Autor: Pare-Miron V; Department of Obstetrics and Gynecology, Jewish General Hospital, McGill University, Montreal, Quebec, Canada., Czuzoj-Shulman N; Centre for Clinical Epidemiology and Community Studies, Jewish General Hospital, Montreal, Quebec, Canada., Oddy L; Centre for Clinical Epidemiology and Community Studies, Jewish General Hospital, Montreal, Quebec, Canada., Spence AR; Centre for Clinical Epidemiology and Community Studies, Jewish General Hospital, Montreal, Quebec, Canada., Abenhaim HA; Department of Obstetrics and Gynecology, Jewish General Hospital, McGill University, Montreal, Quebec, Canada; Centre for Clinical Epidemiology and Community Studies, Jewish General Hospital, Montreal, Quebec, Canada. Electronic address: haim.abenhaim@gmail.com.
Jazyk: angličtina
Zdroj: Women's health issues : official publication of the Jacobs Institute of Women's Health [Womens Health Issues] 2016 Mar-Apr; Vol. 26 (2), pp. 190-5. Date of Electronic Publication: 2015 Dec 22.
DOI: 10.1016/j.whi.2015.11.001
Abstrakt: Background: Borderline personality disorder (BPD) is a serious mental disorder commonly associated with functional impairments and adverse health outcomes. Very little is known about BPD in pregnant women; hence, our study objective was to evaluate the effect of BPD on obstetrical and neonatal outcomes.
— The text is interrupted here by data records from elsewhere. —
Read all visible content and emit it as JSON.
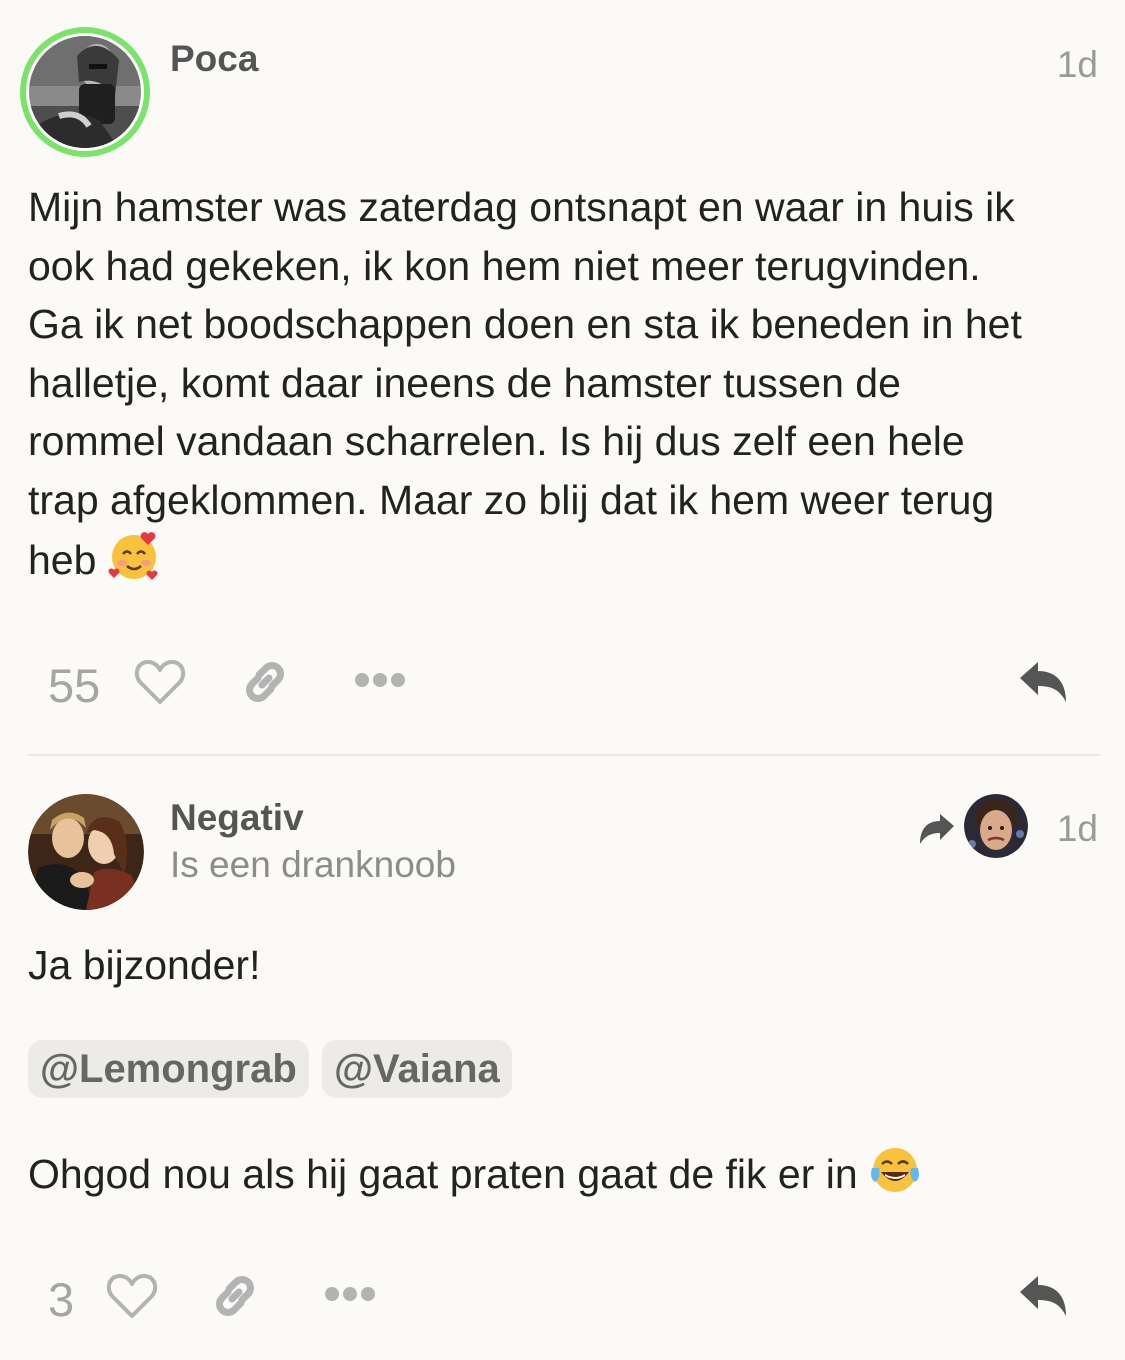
{
  "posts": [
    {
      "username": "Poca",
      "date": "1d",
      "body_lines": [
        "Mijn hamster was zaterdag ontsnapt en waar in huis ik",
        "ook had gekeken, ik kon hem niet meer terugvinden.",
        "Ga ik net boodschappen doen en sta ik beneden in het",
        "halletje, komt daar ineens de hamster tussen de",
        "rommel vandaan scharrelen. Is hij dus zelf een hele",
        "trap afgeklommen. Maar zo blij dat ik hem weer terug",
        "heb"
      ],
      "body_emoji": "smiling-face-with-hearts",
      "like_count": "55",
      "avatar_ring_color": "#7be36a"
    },
    {
      "username": "Negativ",
      "user_title": "Is een dranknoob",
      "date": "1d",
      "reply_text": "Ja bijzonder!",
      "mentions": [
        "@Lemongrab",
        "@Vaiana"
      ],
      "closing_text": "Ohgod nou als hij gaat praten gaat de fik er in",
      "closing_emoji": "face-with-tears-of-joy",
      "like_count": "3"
    }
  ],
  "colors": {
    "background": "#fcfaf7",
    "text": "#222222",
    "muted": "#9a9a9a",
    "icon": "#b3b3b3",
    "reply_icon": "#555555"
  }
}
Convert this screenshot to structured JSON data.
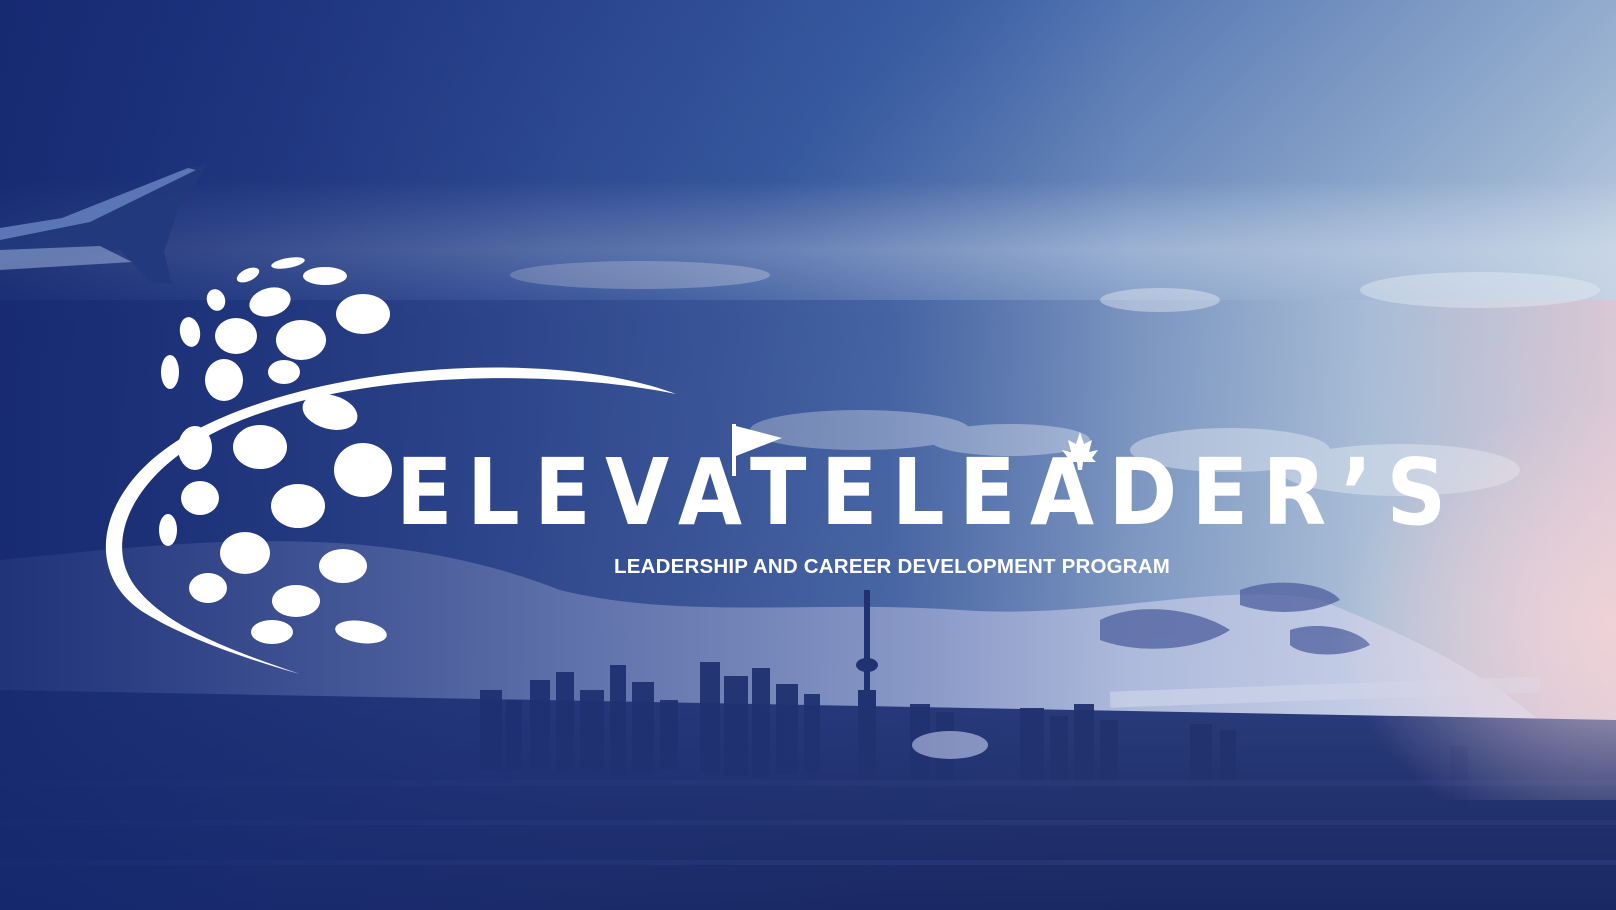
{
  "brand": {
    "title": "ELEVATELEADER’S",
    "tagline": "LEADERSHIP AND CAREER DEVELOPMENT PROGRAM"
  },
  "colors": {
    "overlay_dark": "#1b2e7a",
    "overlay_mid": "#3f5fa6",
    "sky_light": "#d8e2ee",
    "sunset_glow": "#e9cfd6",
    "logo": "#ffffff"
  },
  "icons": [
    "globe-dots-icon",
    "orbit-swoosh-icon",
    "golf-flag-icon",
    "maple-leaf-icon"
  ],
  "background": {
    "scene": "aerial-city-skyline-with-lake-and-airplane-wing"
  }
}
Methods: We carried out a retrospective cohort study using the Healthcare Cost and Utilization Project, Nationwide Inpatient Sample from 2003 to 2012. We identified births using the International Classification of Diseases, Ninth Revision, Clinical Modification (ICD-9-CM) diagnostic and procedure codes and classified women by BPD status. Multivariate logistic regression was used to evaluate the effect of BPD on obstetrical and neonatal outcomes, adjusted for subject baseline characteristics.
Findings: During the study period, there were 989 births to women with BPD with an overall incidence of 11.65 in 100,000 births. Women with BPD were more likely younger, of lower socioeconomic status, smoked or used drugs, and had an underlying mental disorder. Unadjusted models revealed that BPD was associated with an increased risk of almost all adverse maternal and fetal outcomes we examined, the exception being post partum hemorrhage and instrumental delivery, which both had a null association with BPD, and induction of labor, which was negatively associated with BPD. Upon full adjustment, BPD was found to be associated with the following obstetrical and neonatal outcomes: gestational diabetes (odds ratio [OR], 1.45; 95% CI, 1.13-1.85), premature rupture of the membranes (OR, 1.40; 95% CI, 1.07-1.83), chorioamnionitis (OR, 1.65; 95% CI, 1.14-2.39), venous thromboembolism (OR, 2.11; 95% CI, 1.12-3.96), caesarian delivery (OR, 1.44; 95% CI, 1.26-1.64), and preterm birth (OR, 1.54; 95% CI, 1.29-1.83).
Conclusion: BPD is associated with several adverse obstetrical and neonatal outcomes. Hence, pregnant women who suffer from BPD should be monitored closely by a multidisciplinary health care team both before and during their pregnancies. This oversight would allow for the receipt of treatment for BPD and also interventions to help them to cease tobacco and drug use, which may ultimately decrease the incidence of poor obstetrical and neonatal outcomes.